İmparatorluğu dipten sarsılan imparator ise, karar almada yaşadığı üç günlük tereddüdün kendisini de parmaklıklar ardına götürüp götürmeyeceği endişesini yaşıyor...
Bilmeyenlere hatırlatayım: İngiltere'nin The Times ve Sunday Times ile Sun gazetelerinin patronu olan Murdoch aslında Avustralya kökenli... Babasından devraldığı küçük gazeteyi ülkesinde büyüttükten sonra İngiltere'ye yelken açtı. Oradan da ABD'ye... New York Post onun, Fox televizyonu da; ülkenin en çok satan gazetesi Wall Street Journal'i de kısa süre önce satın aldı.
Dünyanın pek çok ülkesinde yüzlerce gazetesi ve TV kanalı bulunan Murdoch İmparatorluğu'nun Türkiye'de de uzantısı var: Fox-TV...
İngiltere'nin en çok satan haftalık gazetesi News of the World (NoW) Murdoch'a aitti; patlayan skandal yüzünden altın yumurtlayan tavuğu kendi elleriyle kesmek zorunda kaldı. Hemen kapattı. NoW gazetesinde tanıyıp önce onun başına getirdiği, daha sonra günlük Sun gazetesine genel yayın yönetmeni atadığı, sonunda İngiltere'deki bütün medya operasyonlarının başına getirdiği Rebekkah Hanım'ın kellesini kurtarabilmek için...

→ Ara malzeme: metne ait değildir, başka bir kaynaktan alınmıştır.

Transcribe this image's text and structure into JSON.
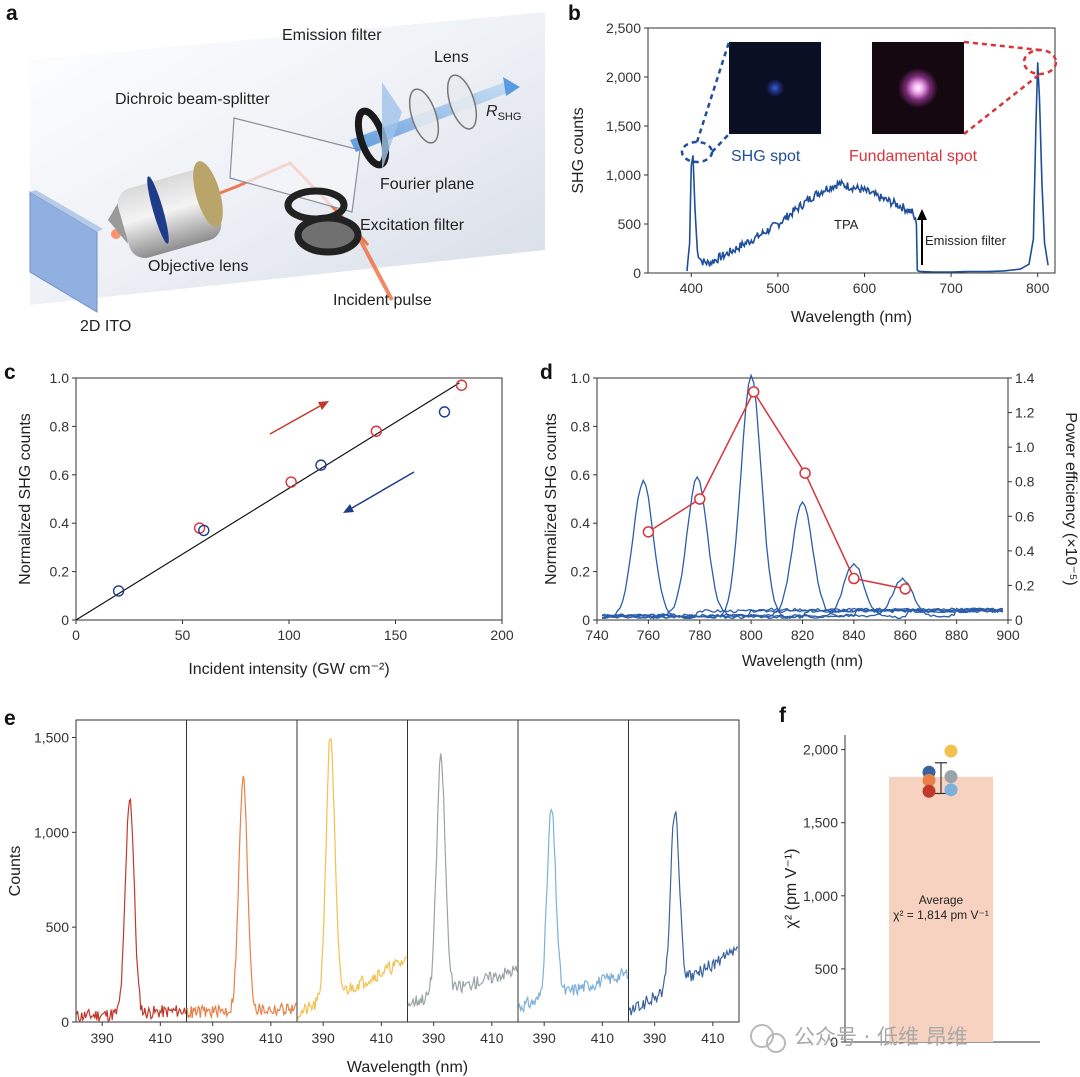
{
  "panel_labels": {
    "a": "a",
    "b": "b",
    "c": "c",
    "d": "d",
    "e": "e",
    "f": "f"
  },
  "schematic": {
    "labels": [
      "Emission filter",
      "Lens",
      "Dichroic beam-splitter",
      "Fourier plane",
      "Excitation filter",
      "Objective lens",
      "Incident pulse",
      "2D ITO"
    ],
    "r_main": "R",
    "r_sub": "SHG"
  },
  "watermark": "公众号 · 低维 昂维",
  "colors": {
    "blue": "#1f4e9a",
    "red": "#d8343b",
    "bar": "#f7d2c0"
  },
  "chart_data": [
    {
      "panel": "b",
      "type": "line",
      "xlabel": "Wavelength (nm)",
      "ylabel": "SHG counts",
      "xlim": [
        350,
        820
      ],
      "ylim": [
        0,
        2500
      ],
      "xticks": [
        400,
        500,
        600,
        700,
        800
      ],
      "yticks": [
        0,
        500,
        1000,
        1500,
        2000,
        2500
      ],
      "ytick_labels": [
        "0",
        "500",
        "1,000",
        "1,500",
        "2,000",
        "2,500"
      ],
      "annotations": [
        "SHG spot",
        "Fundamental spot",
        "TPA",
        "Emission filter"
      ],
      "series": [
        {
          "x": [
            395,
            398,
            400,
            402,
            404,
            407,
            412,
            420,
            440,
            460,
            480,
            500,
            520,
            540,
            555,
            570,
            585,
            600,
            620,
            640,
            655,
            660,
            661,
            662,
            665,
            680,
            700,
            720,
            740,
            760,
            780,
            790,
            795,
            798,
            800,
            802,
            805,
            808,
            812
          ],
          "y": [
            20,
            300,
            1100,
            1200,
            700,
            220,
            120,
            100,
            190,
            290,
            390,
            500,
            640,
            780,
            860,
            910,
            880,
            840,
            760,
            690,
            620,
            500,
            30,
            20,
            15,
            10,
            10,
            15,
            15,
            20,
            40,
            90,
            350,
            1500,
            2150,
            1800,
            900,
            300,
            80
          ]
        }
      ]
    },
    {
      "panel": "c",
      "type": "scatter",
      "xlabel": "Incident intensity (GW cm⁻²)",
      "ylabel": "Normalized SHG counts",
      "xlim": [
        0,
        200
      ],
      "ylim": [
        0,
        1.0
      ],
      "xticks": [
        0,
        50,
        100,
        150,
        200
      ],
      "yticks": [
        0,
        0.2,
        0.4,
        0.6,
        0.8,
        1.0
      ],
      "ytick_labels": [
        "0",
        "0.2",
        "0.4",
        "0.6",
        "0.8",
        "1.0"
      ],
      "fit_line": {
        "x": [
          0,
          180
        ],
        "y": [
          0,
          0.98
        ]
      },
      "series": [
        {
          "color": "red",
          "x": [
            58,
            101,
            141,
            181
          ],
          "y": [
            0.38,
            0.57,
            0.78,
            0.97
          ]
        },
        {
          "color": "blue",
          "x": [
            20,
            60,
            115,
            173
          ],
          "y": [
            0.12,
            0.37,
            0.64,
            0.86
          ]
        }
      ]
    },
    {
      "panel": "d",
      "type": "line",
      "xlabel": "Wavelength (nm)",
      "ylabel": "Normalized SHG counts",
      "ylabel_right": "Power efficiency (×10⁻⁵)",
      "xlim": [
        740,
        900
      ],
      "ylim": [
        0,
        1.0
      ],
      "ylim_right": [
        0,
        1.4
      ],
      "xticks": [
        740,
        760,
        780,
        800,
        820,
        840,
        860,
        880,
        900
      ],
      "yticks": [
        0,
        0.2,
        0.4,
        0.6,
        0.8,
        1.0
      ],
      "ytick_labels": [
        "0",
        "0.2",
        "0.4",
        "0.6",
        "0.8",
        "1.0"
      ],
      "yticks_right": [
        0,
        0.2,
        0.4,
        0.6,
        0.8,
        1.0,
        1.2,
        1.4
      ],
      "ytick_labels_right": [
        "0",
        "0.2",
        "0.4",
        "0.6",
        "0.8",
        "1.0",
        "1.2",
        "1.4"
      ],
      "peaks": [
        {
          "center": 758,
          "height": 0.56
        },
        {
          "center": 779,
          "height": 0.57
        },
        {
          "center": 800,
          "height": 1.0
        },
        {
          "center": 820,
          "height": 0.47
        },
        {
          "center": 840,
          "height": 0.22
        },
        {
          "center": 859,
          "height": 0.15
        }
      ],
      "efficiency": {
        "x": [
          760,
          780,
          801,
          821,
          840,
          860
        ],
        "y": [
          0.51,
          0.7,
          1.32,
          0.85,
          0.24,
          0.18
        ]
      }
    },
    {
      "panel": "e",
      "type": "line",
      "xlabel": "Wavelength (nm)",
      "ylabel": "Counts",
      "ylim": [
        0,
        1500
      ],
      "yticks": [
        0,
        500,
        1000,
        1500
      ],
      "ytick_labels": [
        "0",
        "500",
        "1,000",
        "1,500"
      ],
      "subplots": [
        {
          "color": "#c0392b",
          "xticks": [
            390,
            410
          ],
          "peak_x": 399.5,
          "peak": 1190,
          "base_left": 30,
          "base_right": 60
        },
        {
          "color": "#e8804a",
          "xticks": [
            390,
            410
          ],
          "peak_x": 400.5,
          "peak": 1280,
          "base_left": 50,
          "base_right": 70
        },
        {
          "color": "#f2c14e",
          "xticks": [
            390,
            410
          ],
          "peak_x": 392.5,
          "peak": 1510,
          "base_left": 40,
          "base_right": 330
        },
        {
          "color": "#9aa3a6",
          "xticks": [
            390,
            410
          ],
          "peak_x": 392.5,
          "peak": 1390,
          "base_left": 100,
          "base_right": 280
        },
        {
          "color": "#7eb0d9",
          "xticks": [
            390,
            410
          ],
          "peak_x": 392.5,
          "peak": 1120,
          "base_left": 80,
          "base_right": 260
        },
        {
          "color": "#3b63a0",
          "xticks": [
            390,
            410
          ],
          "peak_x": 397,
          "peak": 1120,
          "base_left": 50,
          "base_right": 380
        }
      ]
    },
    {
      "panel": "f",
      "type": "bar",
      "ylabel": "χ² (pm V⁻¹)",
      "ylim": [
        0,
        2100
      ],
      "yticks": [
        0,
        500,
        1000,
        1500,
        2000
      ],
      "ytick_labels": [
        "0",
        "500",
        "1,000",
        "1,500",
        "2,000"
      ],
      "bar_value": 1814,
      "error": [
        1700,
        1910
      ],
      "points": [
        {
          "color": "#f2c14e",
          "value": 1990
        },
        {
          "color": "#3b63a0",
          "value": 1845
        },
        {
          "color": "#9aa3a6",
          "value": 1815
        },
        {
          "color": "#e8804a",
          "value": 1790
        },
        {
          "color": "#c0392b",
          "value": 1715
        },
        {
          "color": "#7eb0d9",
          "value": 1725
        }
      ],
      "label_line1": "Average",
      "label_line2": "χ² = 1,814 pm V⁻¹"
    }
  ]
}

Gazete kapattı... İngiliz ve Amerikan gazetelerine tam sayfa ilânlar vererek yapılanlardan duyduğu üzüntüyü beyan etti... Rencide ettiğine inanılan aileleri ziyaret ederek herbirinden ayrı ayrı özür diledi...
Hepsini, evlâdı gibi sevdiği Rebekkah Brooks'u yerinde tutabilmek için yaptı Murdoch, ama başarılı olamadı; 44 yaşındaki Rebekkah Hanım tutuklandı.
Global medya imparatorunun "Acaba beni de içeri alırlar mı?" endişesi herhalde büyümüştür...
Bir tezim var benim: Uzun yıllar aynı kişilerle çalışan patronların gözleri perdeli oluyor ve bu da onların sonunu getirebiliyor... Son örnek Murdoch işte: "Bu âdiliği haberim olmadan yapmışlar; ben de her şeyden haberdar olması gereken yöneticimi kovdum" diyebilseydi, bugün kendisini anlayışla karşılamaya hazır pek çok kişi "Rebekkah'yı bu kadar koruduğuna göre, demek o da bu kirli işlerin içinde" noktasına gelmezdi...
Konuyu daha önce burada yazdığımdan biliyorsunuz: NoW tirajını artırmak için sulu haberciliğe, bunun için de yasa-dışı yollara başvurmuş... Kraliyet Ailesi'nden başlayarak önemli herkesin telefonlarını dinletmiş... Irak'ta ölen askerlerin ailelerine, hatta cinayete kurban giden küçük bir kıza kadar...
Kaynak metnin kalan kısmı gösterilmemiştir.